Я специально выбрал свой коттедж крайним в нашем посёлке, сразу невдалеке от трассы, ведущей к заводу. Каждый день на рассвете я вставал, и, одевшись и позавтракав, выходил на веранду, и прямо над корпусами нашего завода, расположенным от меня в километре — двух за полем, я видел огромное красное восходящее Солнце! Всех наших инженеров забирал на работу один и тот же автобус утренним рейсом, а привозил вечерним, и мало кто пользовался своими автомобилями, да и были они не у всех. Но я каждое утро мчал на свой завод по пустому шоссе в своей «ласточке», наблюдая, как белые пунктирные полосы разделительной разметки сливаются в одну сплошную, да деревья, стройным рядом растущие вдоль дороги, бешено мелькают за окнами моей машины.

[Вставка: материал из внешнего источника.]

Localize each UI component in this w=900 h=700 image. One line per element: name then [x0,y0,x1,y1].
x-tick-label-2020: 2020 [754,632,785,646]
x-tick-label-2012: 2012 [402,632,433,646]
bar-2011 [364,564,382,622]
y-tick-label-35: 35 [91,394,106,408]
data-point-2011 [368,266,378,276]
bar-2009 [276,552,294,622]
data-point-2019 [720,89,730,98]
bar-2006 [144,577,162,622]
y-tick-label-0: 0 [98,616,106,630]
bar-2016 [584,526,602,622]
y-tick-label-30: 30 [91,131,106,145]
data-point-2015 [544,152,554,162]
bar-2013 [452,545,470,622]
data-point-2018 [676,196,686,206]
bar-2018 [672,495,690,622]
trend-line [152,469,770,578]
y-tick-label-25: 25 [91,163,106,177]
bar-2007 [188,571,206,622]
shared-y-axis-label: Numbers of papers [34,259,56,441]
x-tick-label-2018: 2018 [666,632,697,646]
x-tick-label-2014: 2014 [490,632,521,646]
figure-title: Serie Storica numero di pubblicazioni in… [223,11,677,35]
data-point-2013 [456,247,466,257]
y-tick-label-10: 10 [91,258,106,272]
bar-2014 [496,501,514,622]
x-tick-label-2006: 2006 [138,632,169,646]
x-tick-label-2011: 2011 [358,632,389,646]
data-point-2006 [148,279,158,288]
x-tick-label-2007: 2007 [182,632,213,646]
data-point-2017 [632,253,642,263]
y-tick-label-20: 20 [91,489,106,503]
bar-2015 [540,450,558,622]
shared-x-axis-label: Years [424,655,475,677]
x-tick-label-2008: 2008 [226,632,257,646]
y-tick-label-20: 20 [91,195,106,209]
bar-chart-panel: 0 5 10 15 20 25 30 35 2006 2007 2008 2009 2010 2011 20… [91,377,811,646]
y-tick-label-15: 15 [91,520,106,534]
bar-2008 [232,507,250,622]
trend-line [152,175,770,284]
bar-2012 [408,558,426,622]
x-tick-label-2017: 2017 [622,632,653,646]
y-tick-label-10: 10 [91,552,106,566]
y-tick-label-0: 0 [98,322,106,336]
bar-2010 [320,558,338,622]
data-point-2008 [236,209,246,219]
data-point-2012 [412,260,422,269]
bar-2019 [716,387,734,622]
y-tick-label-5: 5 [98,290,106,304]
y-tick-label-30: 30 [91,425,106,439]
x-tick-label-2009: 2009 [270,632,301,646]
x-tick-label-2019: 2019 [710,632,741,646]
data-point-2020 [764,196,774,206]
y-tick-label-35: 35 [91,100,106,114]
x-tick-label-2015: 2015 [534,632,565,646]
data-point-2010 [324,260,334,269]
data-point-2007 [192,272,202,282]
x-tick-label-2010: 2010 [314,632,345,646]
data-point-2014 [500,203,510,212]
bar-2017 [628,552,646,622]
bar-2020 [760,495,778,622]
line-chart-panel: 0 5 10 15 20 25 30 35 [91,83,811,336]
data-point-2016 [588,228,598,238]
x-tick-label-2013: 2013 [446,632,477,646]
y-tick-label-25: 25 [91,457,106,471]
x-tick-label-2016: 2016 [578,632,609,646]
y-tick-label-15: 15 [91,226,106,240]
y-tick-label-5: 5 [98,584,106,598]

Где-то очень далеко идёт война. Наша война за выживание нашей нации. Идёт уже очень давно, и конца ей не видно. Да и все ресурсы Германии могут кончиться раньше, чем наши силы. Наша жизнь — это жизнь на износ, — изнурительная, одноцветная, как кадры в чёрно-белом фильме, которые только бешено мелькают перед глазами. Чёрный асфальт, — белые разделительные полосы; чёрная машина, — белые закраины покрышек; чёрный галстук, — белая рубашка; чёрная земля в белых облаках; чёрная свастика в белом круге, на алом полотнище. Как будто огромное красное восходящее Солнце, которое поднимается багровой зорёй в белых облаках над корпусами нашего завода. Когда я его вижу, жадно впитывая в себя каждое это мгновение, в душе опять возникает, просыпается надежда, что всё ещё можно спасти, если продолжать работать, отдавая все свои силы, всего себя. И не задумываться!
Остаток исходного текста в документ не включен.